A team of British engineers has broken the world speed record for a steam-powered car in



The steam car, Inspiration, recorded an average speed of 139.843mph (225.06km/h) at Edwards Air Force Base in the Mojave Desert, breaking the old record that has stood for more than 100 years.

Driver Charles Burnett III piloted the car for both runs, reaching a peak speed of 136.103mph on the first run and 151.085mph on the second. The new international record, which is subject to official confirmation by the FIA, breaks the previous official FIA record of 127mph set in 1906 by American driver Fred Marriott, who drove a Stanley Steamer at Daytona Beach.

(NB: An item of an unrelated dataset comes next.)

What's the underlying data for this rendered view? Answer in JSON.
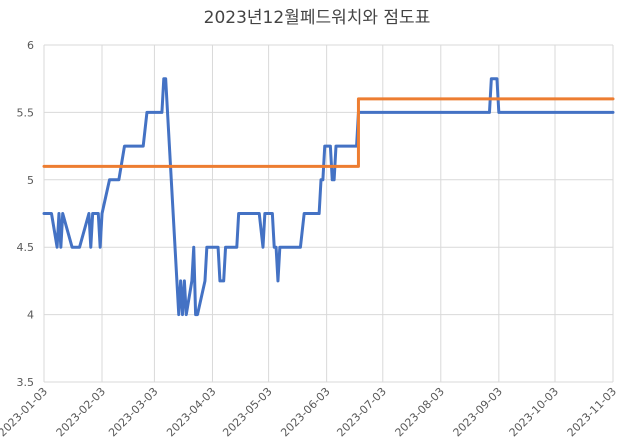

Charles Burnett III commented after his record-breaking run that the Inspiration car took 10 years to develop and had to overcome numerous engineering challenges.

‘What we have achieved today is a true testament to British engineering, good teamwork and perseverance,’ he said.

Project manager Matt Candy said the car outperformed its test runs in Britain.

‘The British steam car takes 2.5 miles to accelerate and after the measured mile, a further 2.5 miles to decelerate - so each run was more than 6.5 miles,’ he added. ‘The FIA requires that the return run takes place within 60 minutes. The times of the two runs are then averaged to obtain the official recorded speed.

‘Compared to the testing we did in Britain, the British steam car ran 12 times the distance and twice the maximum speed - all within one hour. It’s been a huge challenge for all.’